SIMON: You're from the region and have family there. Have you heard from them?

KAUL: No, in fact I haven't been able to talk to my sister or to my aunts and uncles who are in Srinagar for the last 12 days. But then I'm not alone, hardly anybody has been able to get through. The Indian government is supposed to have created a few - what should I call them - cleaned up spaces where there are telephones available. People can line up, they can say exactly what they'll talk about and they have one minute in which to communicate. But we haven't managed to talk.

SIMON: Have you heard anything from responsible sources as to what's going on there?

KAUL: You know, the good thing is that the journalists have been able to smuggle out pictures or to visit Kashmir and come to Delhi and make available their reports. And even more importantly, a group of four activists took themselves from Delhi to Srinagar and spent a day and a half there literally walking around in the city, but also in the village. And their report makes really scary reading because they are talking about the fact that people have been more or less locked into their homes, they've been told not to leave. And while basic supplies seem to be available for the most part there are any number of hardship stories when it comes to medicines and getting patients to hospitals and back again. There is no question that local Kashmiris are suffering because of this lockdown. How could it be otherwise?

SIMON: Professor Kaul, those of us who have covered India - I speak for myself. I've always respected Indian democracy and freedom of expression and their commitment to having a multireligious, multi-ethnic state. Is that in jeopardy now?

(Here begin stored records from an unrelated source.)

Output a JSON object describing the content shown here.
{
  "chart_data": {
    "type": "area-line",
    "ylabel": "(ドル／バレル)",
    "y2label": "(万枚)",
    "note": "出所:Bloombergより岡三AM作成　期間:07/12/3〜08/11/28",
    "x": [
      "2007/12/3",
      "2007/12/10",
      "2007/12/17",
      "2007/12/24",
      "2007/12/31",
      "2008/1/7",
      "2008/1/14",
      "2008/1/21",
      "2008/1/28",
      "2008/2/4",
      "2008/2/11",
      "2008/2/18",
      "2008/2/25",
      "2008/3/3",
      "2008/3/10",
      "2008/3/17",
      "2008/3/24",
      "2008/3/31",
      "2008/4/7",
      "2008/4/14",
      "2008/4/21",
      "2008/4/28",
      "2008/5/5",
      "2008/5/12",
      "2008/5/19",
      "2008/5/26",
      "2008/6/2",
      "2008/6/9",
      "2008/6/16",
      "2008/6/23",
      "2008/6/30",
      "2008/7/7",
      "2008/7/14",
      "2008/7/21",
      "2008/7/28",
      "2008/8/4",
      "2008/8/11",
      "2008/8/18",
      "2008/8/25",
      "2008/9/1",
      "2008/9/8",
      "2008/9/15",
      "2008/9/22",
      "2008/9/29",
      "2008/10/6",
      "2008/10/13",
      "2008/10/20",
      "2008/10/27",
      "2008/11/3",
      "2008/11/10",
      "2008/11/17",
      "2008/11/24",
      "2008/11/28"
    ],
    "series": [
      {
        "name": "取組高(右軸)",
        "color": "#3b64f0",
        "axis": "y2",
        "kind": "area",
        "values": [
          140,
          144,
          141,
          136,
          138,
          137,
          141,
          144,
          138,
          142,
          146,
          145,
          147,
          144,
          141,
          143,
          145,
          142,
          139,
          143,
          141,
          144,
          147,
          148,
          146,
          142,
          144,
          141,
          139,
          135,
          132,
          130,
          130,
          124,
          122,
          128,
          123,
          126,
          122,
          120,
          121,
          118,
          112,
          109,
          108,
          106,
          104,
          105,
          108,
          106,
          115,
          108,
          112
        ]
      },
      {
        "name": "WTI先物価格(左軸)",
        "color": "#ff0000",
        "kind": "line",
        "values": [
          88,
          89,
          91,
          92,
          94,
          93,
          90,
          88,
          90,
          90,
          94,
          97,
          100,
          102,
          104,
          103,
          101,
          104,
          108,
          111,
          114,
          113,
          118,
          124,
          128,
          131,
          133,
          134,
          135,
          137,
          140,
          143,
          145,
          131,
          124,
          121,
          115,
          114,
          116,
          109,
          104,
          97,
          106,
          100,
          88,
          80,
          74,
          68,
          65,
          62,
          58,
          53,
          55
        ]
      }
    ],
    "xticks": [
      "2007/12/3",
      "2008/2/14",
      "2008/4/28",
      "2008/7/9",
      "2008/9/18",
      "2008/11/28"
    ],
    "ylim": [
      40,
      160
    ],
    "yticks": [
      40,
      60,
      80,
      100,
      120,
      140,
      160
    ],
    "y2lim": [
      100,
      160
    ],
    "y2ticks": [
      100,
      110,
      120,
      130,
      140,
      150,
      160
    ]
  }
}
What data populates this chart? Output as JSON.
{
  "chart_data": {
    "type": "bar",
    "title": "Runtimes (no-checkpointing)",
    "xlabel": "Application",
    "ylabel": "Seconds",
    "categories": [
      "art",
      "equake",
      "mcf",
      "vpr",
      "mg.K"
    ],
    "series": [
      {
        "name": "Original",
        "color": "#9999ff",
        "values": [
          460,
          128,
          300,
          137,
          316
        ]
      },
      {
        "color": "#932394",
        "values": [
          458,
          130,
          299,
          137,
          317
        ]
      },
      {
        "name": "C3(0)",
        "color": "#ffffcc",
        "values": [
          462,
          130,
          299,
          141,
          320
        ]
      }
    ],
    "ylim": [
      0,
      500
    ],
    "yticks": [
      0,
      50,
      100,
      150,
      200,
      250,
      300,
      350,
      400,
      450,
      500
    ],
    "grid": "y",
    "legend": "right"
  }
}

KAUL: It's been in jeopardy for a few years now and I will explain what I mean. The Rashtriya Swayamsevak Sangh, the grouping that is the parent body for the BJP, the Bharatiya Janata Party that has come to electoral power in two national elections, including most recently. They were formed in the early years of this century with a very explicit agenda to Hinduize India and to put minorities in their place. So there has been, for the last I would say 80 years or more, a slow and concerted effort to get that kind of Hindu majoritarian identity into parliamentary power, and they have succeeded. They've succeeded so well that they are now in a position to override some of our constitutional protections such that the very unitary form of our Constitution - India is meant to be a union of states which means that the center has differential relationships with different states, including Jammu and Kashmir. Well those elements of the Constitution can now be overridden through acts of parliament without any discussion with the opposition, or indeed the people whose lives are going to be transformed.

SIMON: What you're describing is a dictatorship of the majority, which is not what democracy is about.

KAUL: I keep worrying that in a number of European instances and, you know the ones I'm thinking about, fascism came to power through parliamentary elections. And I fear that some of that is going to be visible increasingly in the India of the near future.

SIMON: This is very sobering, Professor Kaul.

KAUL: It's a very disappointing conversation for me to have. I have grown up enjoying and reveling in what Amartya Sen called the logic of the argumentative Indian where dissent was the lifeblood of our democracy. Yes, we have regular elections, but the periods in between were characterized by open dissent, discussion, questioning of everything that state power or authority did. And now dissenters over the last five years have been locked up, several have been killed.

SIMON: Sounds like you're worried about your country.

KAUL: I am and I have been. This is material that I have written about when I - with particular reference to Kashmir. No, I want to say that, you know, there's a great deal in India that is still a remarkable experiment in putting together a multi-lingual, multi-religious state that brings together very diverse populations. I mean that's what is so remarkable about it. That's the India I cherish and I'm a citizen of. But I'm watching this government doing all it can to change that kind of unitary sense of the nation and that's what worries me enormously.

SIMON: Suvir Kaul, historian and professor at the University of Pennsylvania. Thank you so much.